En esos últimos días de julio, si al abuelo Manolo le hubieran dado la oportunidad de pedir un deseo, sin duda habría pedido que el 30 de julio se convirtiera indefinidamente en 30 de julio del año anterior.
Volver siempre al último verano. Imagino al abuelo Manolo sentado en el sillón, mirando tras la ventana la bruma que no le deja ver el puerto. Imagino al abuelo Manolo cruzando la habitación, mirando por la otra ventana, la que da al lado sur, pensando cómo es posible que hayan pasado tan rápidamente los últimos 70 veranos. Pero el abuelo Manolo era perfectamente consciente de que no se cumplen los deseos que quebrantan cualquier la ley de vida.

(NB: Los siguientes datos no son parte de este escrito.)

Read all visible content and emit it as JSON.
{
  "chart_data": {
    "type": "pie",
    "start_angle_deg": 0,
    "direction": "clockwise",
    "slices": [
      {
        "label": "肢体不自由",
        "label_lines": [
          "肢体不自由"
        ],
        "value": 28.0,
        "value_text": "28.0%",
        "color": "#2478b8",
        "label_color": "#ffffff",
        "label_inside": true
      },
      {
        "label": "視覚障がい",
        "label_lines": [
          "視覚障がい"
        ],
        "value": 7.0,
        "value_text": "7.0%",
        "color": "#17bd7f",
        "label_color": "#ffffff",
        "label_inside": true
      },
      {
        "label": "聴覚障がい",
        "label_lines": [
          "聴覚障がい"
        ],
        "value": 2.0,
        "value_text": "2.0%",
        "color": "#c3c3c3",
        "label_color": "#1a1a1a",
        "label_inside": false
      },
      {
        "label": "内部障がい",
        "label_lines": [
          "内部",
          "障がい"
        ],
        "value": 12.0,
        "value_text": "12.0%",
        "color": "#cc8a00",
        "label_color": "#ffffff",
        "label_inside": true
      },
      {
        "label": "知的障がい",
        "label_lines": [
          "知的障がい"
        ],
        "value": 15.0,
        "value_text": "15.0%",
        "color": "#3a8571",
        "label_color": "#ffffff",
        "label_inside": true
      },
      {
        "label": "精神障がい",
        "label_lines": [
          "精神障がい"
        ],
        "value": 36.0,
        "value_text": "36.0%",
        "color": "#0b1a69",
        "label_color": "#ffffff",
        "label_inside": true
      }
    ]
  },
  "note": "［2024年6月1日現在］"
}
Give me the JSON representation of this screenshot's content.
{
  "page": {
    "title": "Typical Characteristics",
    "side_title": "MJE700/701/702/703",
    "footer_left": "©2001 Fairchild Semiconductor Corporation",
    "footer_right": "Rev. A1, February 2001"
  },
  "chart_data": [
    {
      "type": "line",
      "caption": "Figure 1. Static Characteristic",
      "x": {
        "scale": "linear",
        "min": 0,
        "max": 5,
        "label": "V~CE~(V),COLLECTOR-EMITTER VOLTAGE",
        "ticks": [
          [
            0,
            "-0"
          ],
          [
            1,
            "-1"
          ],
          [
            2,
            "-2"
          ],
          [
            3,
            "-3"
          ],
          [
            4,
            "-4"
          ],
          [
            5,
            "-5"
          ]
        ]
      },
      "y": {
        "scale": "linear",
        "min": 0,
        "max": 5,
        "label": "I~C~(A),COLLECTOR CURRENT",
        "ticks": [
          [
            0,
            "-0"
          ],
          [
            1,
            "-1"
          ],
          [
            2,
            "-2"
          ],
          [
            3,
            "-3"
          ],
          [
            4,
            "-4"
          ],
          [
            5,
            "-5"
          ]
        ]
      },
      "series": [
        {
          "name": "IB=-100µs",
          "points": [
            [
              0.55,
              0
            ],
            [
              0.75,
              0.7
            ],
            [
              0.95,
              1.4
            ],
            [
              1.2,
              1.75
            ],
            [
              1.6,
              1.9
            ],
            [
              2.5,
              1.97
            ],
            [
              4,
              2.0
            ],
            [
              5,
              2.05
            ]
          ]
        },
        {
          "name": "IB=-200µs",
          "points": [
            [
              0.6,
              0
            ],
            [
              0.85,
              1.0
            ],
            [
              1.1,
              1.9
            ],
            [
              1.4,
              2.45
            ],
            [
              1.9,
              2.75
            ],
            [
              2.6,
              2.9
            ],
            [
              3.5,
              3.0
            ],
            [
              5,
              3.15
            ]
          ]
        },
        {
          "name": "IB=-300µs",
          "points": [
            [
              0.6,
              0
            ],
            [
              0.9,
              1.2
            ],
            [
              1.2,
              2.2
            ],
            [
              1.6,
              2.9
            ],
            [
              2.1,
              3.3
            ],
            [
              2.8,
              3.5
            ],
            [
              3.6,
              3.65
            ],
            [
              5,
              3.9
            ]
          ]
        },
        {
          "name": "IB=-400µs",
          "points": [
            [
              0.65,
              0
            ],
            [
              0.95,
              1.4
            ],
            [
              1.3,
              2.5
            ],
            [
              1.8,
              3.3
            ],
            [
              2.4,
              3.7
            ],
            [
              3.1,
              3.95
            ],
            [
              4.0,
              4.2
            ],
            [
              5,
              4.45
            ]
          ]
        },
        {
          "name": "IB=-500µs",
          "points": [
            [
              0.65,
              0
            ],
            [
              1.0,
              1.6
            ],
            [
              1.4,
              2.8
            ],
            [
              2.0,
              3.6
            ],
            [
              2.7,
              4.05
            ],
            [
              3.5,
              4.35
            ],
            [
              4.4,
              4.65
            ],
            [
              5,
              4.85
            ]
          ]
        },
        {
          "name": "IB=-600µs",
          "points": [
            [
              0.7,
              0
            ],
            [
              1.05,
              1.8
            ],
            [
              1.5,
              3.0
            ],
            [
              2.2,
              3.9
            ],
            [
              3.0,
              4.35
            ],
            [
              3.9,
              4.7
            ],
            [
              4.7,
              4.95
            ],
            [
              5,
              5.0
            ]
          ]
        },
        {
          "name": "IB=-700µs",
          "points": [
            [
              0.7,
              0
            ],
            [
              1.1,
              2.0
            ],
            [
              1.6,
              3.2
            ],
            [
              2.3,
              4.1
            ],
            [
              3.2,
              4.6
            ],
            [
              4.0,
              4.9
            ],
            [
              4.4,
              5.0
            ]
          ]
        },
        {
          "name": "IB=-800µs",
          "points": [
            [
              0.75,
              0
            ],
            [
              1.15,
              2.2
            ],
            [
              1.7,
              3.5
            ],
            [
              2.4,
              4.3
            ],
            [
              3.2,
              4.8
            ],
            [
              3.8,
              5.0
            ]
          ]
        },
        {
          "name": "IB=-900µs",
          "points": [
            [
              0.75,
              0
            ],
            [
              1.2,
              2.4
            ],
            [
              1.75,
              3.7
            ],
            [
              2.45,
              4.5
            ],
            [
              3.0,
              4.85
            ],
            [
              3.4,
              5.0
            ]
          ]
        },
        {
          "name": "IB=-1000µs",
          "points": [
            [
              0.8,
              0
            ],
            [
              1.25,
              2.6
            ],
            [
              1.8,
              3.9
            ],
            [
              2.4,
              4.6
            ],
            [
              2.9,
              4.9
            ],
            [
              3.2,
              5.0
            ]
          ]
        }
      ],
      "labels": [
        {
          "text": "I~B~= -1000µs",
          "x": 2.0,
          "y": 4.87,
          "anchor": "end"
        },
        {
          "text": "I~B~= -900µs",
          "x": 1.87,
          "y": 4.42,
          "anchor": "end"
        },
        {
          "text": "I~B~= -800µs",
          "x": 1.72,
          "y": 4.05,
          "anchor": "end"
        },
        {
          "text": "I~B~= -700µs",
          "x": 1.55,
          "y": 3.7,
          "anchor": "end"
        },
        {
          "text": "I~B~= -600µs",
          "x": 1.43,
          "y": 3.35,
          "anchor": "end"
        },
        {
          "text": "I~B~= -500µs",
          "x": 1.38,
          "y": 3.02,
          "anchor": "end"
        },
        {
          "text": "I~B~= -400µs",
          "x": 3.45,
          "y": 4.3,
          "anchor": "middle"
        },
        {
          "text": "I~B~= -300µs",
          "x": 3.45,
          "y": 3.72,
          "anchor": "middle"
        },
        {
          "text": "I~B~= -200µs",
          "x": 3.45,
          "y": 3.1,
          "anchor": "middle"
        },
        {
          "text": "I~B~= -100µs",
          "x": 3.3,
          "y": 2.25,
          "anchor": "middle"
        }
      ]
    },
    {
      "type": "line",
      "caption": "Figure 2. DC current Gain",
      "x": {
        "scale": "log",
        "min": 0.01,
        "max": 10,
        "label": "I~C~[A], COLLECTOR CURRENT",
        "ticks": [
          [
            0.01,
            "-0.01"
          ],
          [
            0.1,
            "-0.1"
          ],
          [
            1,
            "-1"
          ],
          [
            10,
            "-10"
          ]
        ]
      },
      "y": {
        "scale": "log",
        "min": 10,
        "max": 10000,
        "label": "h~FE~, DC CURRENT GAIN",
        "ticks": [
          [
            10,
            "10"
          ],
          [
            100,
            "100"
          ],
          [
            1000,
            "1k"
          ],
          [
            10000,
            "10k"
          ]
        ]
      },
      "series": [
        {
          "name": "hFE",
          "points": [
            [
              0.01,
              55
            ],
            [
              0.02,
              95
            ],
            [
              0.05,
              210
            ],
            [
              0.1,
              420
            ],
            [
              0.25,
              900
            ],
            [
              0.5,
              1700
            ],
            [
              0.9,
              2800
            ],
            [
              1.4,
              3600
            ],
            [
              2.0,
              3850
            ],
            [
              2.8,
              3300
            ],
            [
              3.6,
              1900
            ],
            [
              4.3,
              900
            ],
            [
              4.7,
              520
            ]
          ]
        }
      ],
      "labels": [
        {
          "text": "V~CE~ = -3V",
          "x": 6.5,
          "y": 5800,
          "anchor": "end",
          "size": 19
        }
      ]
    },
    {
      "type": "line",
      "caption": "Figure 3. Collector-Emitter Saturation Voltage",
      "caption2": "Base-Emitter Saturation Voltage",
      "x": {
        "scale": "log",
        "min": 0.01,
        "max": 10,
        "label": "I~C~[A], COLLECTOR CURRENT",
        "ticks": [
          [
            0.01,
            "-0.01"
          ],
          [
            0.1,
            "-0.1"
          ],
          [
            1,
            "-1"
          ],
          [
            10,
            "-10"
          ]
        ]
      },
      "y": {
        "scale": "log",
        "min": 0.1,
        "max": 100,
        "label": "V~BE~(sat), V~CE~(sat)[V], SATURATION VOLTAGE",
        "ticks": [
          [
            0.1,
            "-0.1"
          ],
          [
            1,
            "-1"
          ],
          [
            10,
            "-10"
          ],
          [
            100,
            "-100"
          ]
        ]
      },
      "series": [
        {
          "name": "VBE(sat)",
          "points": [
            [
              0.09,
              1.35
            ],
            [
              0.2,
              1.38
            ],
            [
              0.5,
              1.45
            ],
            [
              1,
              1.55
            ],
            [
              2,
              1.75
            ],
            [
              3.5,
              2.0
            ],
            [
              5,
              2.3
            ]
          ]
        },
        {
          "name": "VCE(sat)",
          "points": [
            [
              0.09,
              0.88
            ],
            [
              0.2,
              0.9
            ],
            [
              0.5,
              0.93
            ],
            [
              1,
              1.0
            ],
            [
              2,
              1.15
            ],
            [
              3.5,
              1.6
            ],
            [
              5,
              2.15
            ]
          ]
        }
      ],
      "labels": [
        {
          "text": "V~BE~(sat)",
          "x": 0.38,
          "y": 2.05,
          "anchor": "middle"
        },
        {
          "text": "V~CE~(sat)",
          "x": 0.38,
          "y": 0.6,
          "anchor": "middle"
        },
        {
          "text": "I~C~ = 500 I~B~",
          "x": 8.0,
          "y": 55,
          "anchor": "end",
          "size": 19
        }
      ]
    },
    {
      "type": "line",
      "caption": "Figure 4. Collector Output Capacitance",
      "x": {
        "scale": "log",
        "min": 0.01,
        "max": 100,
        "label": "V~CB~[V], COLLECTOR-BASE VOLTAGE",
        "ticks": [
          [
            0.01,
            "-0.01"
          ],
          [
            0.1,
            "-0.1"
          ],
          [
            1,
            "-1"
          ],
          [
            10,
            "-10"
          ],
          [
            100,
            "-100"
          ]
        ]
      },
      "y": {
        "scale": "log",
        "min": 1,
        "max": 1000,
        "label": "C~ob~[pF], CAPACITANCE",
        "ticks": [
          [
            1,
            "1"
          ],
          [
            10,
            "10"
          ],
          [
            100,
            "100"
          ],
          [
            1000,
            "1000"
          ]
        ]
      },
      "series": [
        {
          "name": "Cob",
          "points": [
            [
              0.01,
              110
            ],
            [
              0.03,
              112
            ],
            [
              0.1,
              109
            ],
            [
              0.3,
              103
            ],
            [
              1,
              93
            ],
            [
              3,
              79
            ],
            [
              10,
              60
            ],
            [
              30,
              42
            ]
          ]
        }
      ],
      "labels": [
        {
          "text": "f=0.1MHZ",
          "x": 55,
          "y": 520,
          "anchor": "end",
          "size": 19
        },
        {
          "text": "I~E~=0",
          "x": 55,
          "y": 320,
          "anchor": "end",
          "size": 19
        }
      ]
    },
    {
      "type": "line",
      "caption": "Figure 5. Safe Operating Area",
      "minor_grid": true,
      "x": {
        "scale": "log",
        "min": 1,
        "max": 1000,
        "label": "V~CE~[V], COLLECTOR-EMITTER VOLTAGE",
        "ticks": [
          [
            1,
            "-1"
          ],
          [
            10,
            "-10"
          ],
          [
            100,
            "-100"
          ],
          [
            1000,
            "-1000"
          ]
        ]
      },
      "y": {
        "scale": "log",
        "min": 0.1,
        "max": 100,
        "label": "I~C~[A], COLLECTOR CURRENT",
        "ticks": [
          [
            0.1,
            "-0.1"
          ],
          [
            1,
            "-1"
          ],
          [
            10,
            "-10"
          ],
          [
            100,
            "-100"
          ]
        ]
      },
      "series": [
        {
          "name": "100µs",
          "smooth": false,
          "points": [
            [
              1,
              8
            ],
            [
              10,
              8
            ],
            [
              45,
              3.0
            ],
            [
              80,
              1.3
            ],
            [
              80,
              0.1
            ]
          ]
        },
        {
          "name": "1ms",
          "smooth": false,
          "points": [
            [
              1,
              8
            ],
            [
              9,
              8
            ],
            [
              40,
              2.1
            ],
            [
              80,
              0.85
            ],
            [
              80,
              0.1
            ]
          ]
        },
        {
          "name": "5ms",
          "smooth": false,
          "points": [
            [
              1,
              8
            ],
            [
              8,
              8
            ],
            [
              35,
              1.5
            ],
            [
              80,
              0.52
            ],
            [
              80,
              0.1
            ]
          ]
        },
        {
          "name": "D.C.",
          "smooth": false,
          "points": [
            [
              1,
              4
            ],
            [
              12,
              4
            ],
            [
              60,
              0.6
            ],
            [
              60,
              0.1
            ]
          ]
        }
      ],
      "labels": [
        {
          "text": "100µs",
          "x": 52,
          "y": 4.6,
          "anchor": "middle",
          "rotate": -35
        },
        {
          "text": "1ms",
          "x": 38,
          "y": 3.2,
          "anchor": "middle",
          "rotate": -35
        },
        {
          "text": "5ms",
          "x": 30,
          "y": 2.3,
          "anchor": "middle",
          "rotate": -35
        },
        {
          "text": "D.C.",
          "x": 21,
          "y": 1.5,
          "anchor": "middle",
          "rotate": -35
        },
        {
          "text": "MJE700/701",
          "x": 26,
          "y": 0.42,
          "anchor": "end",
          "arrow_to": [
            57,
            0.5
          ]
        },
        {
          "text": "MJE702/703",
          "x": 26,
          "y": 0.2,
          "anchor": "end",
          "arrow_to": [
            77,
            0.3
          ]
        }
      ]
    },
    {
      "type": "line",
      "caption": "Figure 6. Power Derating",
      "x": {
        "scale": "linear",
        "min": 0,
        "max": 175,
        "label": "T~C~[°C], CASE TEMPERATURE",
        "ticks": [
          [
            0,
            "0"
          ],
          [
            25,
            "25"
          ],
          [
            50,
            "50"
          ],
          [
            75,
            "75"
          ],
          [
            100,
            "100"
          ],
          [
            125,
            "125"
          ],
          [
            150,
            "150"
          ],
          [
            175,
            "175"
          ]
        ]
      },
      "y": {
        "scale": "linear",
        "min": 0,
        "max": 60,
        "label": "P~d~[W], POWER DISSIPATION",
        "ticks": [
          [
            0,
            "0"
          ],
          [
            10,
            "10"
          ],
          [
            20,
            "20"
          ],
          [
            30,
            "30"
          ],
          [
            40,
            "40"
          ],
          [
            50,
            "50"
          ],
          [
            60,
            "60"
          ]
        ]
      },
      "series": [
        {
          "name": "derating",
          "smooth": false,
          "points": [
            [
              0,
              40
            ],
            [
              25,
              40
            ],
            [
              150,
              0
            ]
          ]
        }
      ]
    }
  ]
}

Aquella noche sonó el teléfono. Mi hijo me dijo que el abuelo se había ido al cielo. Volví a oír su voz: me preguntaba que por qué me había quedado tanto rato en silencio. Su madre le había consolado diciéndole que podría encontrar al abuelo en la estrella que más brillara.
Algunas noches mi hijo se angustia porque no consigue distinguir esa estrella. Yo estoy al otro lado del teléfono y le digo que no se preocupe, que yo sí la veo desde donde estoy. Siempre la veo. Y que le diré cualquier cosa de su parte cuando quiera.
Ahora, cuando pienso en el abuelo Manolo, por lo menos me consuela que él sabe la verdad.